The guilty verdict against the kingpin, whose real name is Joaquín Guzmán Loera, ended the career of a legendary outlaw who also served as a dark folk hero in Mexico, notorious for his innovative smuggling tactics, his violence against competitors, his storied prison breaks and his nearly unstoppable ability to evade the Mexican authorities.
As Judge Brian M. Cogan read the jury’s charge sheet in open court — 10 straight guilty verdicts on all 10 counts of the indictment — Guzmán sat listening to a translator, looking stunned. When the reading of the verdict was complete, Guzmán leaned back to glance at his wife, Emma Coronel Aispuro, who flashed him a thumbs up with tears in her eyes.
The jury’s decision came more than a week after the panel started deliberations at the trial in U.S. District Court in Brooklyn where prosecutors presented a mountain of evidence against the cartel leader. Guzmán now faces life in prison at his sentencing hearing, scheduled for June 25.

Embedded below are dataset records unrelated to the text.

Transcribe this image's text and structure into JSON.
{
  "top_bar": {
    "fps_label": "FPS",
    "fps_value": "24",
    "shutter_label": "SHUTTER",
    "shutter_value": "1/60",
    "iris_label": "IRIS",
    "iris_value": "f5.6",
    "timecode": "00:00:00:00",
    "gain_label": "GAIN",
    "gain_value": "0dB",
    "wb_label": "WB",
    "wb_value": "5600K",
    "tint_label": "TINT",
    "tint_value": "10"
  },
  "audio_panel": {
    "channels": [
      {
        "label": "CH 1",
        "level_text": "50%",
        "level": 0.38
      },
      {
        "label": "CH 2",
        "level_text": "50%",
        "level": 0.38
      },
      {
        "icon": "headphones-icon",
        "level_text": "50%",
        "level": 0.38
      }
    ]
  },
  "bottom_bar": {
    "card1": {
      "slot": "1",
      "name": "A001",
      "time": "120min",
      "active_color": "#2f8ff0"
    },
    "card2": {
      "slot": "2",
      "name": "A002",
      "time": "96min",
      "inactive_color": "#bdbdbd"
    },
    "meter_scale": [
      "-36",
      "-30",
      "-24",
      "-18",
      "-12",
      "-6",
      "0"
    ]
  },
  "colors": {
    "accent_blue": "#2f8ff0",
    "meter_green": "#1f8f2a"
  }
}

Guzmán’s lawyers promised an appeal, saying they would focus on the extradition process and on the prosecution’s efforts to restrict their cross-examinations of witnesses.
Guzmán’s trial, which took place under intense media scrutiny and tight security, was the first time an American jury heard details about the financing, logistics and bloody history of one of the drug cartels that have long pumped huge amounts of heroin, cocaine, marijuana and synthetic drugs like fentanyl into the United States, earning traffickers billions of dollars.
But despite extensive testimony about private jets filled with cash, bodies burned in bonfires and shocking evidence that Guzmán and his men often drugged and raped young girls, the case also revealed the operatic, even absurd, nature of cartel culture. It featured accounts of traffickers taking target practice with a bazooka, a mariachi playing all night outside a jail cell and a murder plot involving a cyanide-laced arepa.
Although Monday’s conviction dealt a blow to the Sinaloa drug cartel, which Guzmán, 61, helped to run for decades, the group continues to operate, led in part by the kingpin’s sons.